The people who developed the market believed that "electricity was a commodity like any other" and, if the price went up, the demand would drop. The reality is that the value of electricity is much greater than its price, so most consumers don't make a substantial reduction in demand when prices are high. In the longer term, everyone pays more and energy-intensive industries close down and put people out of work.
The Government's carbon zero policies rely on a rapid and massive increase in wind generation. Over the last few weeks the price has crashed to less than 0.1c/kWh whenever the wind is blowing and then suddenly shot up to between 10c and 20c/kWh when the wind dropped. How many generators will be mad enough to continue investing in new wind farms given the price will crash every time the wind blows?
Electricity shortages and high prices this winter were caused by the market failing to provide sufficient dry year reserve. It would be better to view dry years as a "country risk" and treat it as a national problem, rather than hoping individual generators and retailers will carry the extra costs needed to manage it in the interests of New Zealand Inc.
The market has been unsuccessful in managing peak demand and destroyed our world-leading hot water control system. We do not reward consumers who manage their demand or generators who can provide reliable peak power.

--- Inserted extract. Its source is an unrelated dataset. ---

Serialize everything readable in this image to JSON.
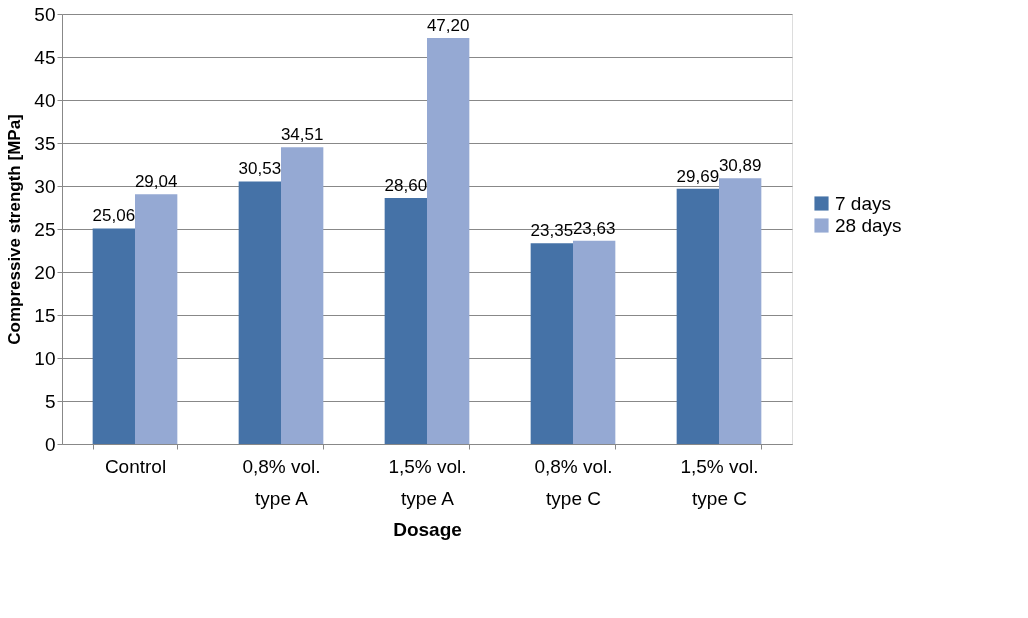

In response to the high prices and shortages, the Electricity Authority reviewed competition in the wholesale market and concluded generators might be ripping off the consumers. Who would have guessed? It pointed out prices would have been lower if we had got rid of the aluminium smelter but didn't mention more gas or geothermal or hydropower would have had the same effect. It didn't consider changes to the market that would mitigate some of its problems nor did it contemplate switching to a market more suited to New Zealand conditions.
So what could be done to improve the existing market?

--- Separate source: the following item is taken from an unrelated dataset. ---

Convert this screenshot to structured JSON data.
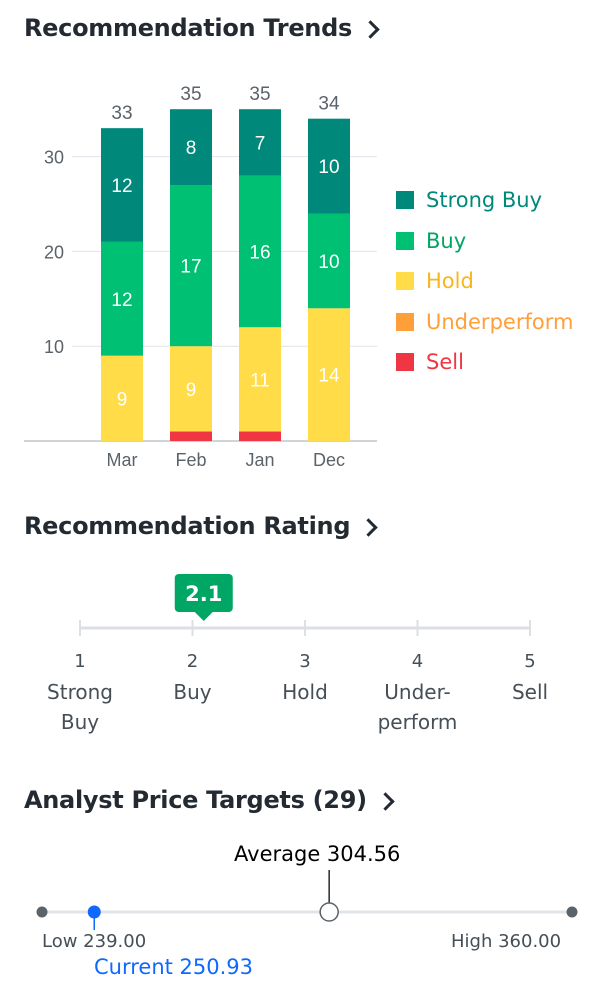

Overseas, most markets reward generators and others who can reliably contribute to meeting peak demand and incentivise consumers to manage demand. If we did the same, millions of dollars would be saved.

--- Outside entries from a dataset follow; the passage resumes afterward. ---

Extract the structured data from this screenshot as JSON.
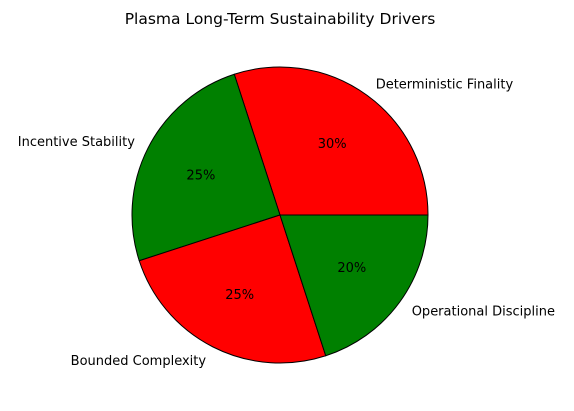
{
  "chart_data": {
    "type": "pie",
    "title": "Plasma Long-Term Sustainability Drivers",
    "start_angle_deg": 0,
    "direction": "counterclockwise",
    "slices": [
      {
        "label": "Deterministic Finality",
        "value": 30,
        "pct_label": "30%",
        "color": "#ff0000"
      },
      {
        "label": "Incentive Stability",
        "value": 25,
        "pct_label": "25%",
        "color": "#008000"
      },
      {
        "label": "Bounded Complexity",
        "value": 25,
        "pct_label": "25%",
        "color": "#ff0000"
      },
      {
        "label": "Operational Discipline",
        "value": 20,
        "pct_label": "20%",
        "color": "#008000"
      }
    ],
    "edge_color": "#000000"
  }
}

Keeping the lights on during a dry year is the critical factor in electricity supply. We need a market that rewards those who hold energy in reserve for dry years. This would minimise the risk of blackouts and excessively high prices during dry years.
We should also be looking for a market that suits New Zealand conditions. One option is the Single Buyer (SB) market recommended to the Wholesale Electricity Market Development Group in 1994 but rejected.
The prime objective of a SB is to provide a reliable and economic supply. Preconditions are it must be free from government interference and its recommendations must be independently reviewed.
A single buyer does not own or build power stations. Instead, it identifies when new generation will be needed and contracts for it through international competitive bidding. The successful generator receives an annual payment to cover capital costs and profits and is paid for fuel and other operating costs at actual cost. By making the generator's profits independent of the amount generated, the SB is free to choose the combination of power stations that minimises the cost to the consumer. Peak demand would be properly costed, demand-side management would be incentivised and pumped storage would be valued on its merits.
Had an SB been chosen, we would still be paying for hydropower generation at its real cost of less than 3c/kWh and the country would be billions of dollars better off. If we converted to a SB right now, we would have price stability and an economic and reliable supply into the future.
We desperately need an independent and objective review, looking at all options and selecting what provides the most reliable and economic supply.
• Bryan Leyland, MSc, DistFEngNZ, FIMechE, FIEE(rtd) is a power systems engineer with 60 years' experience in New Zealand and overseas. He and his wife are major shareholders in a small hydro scheme.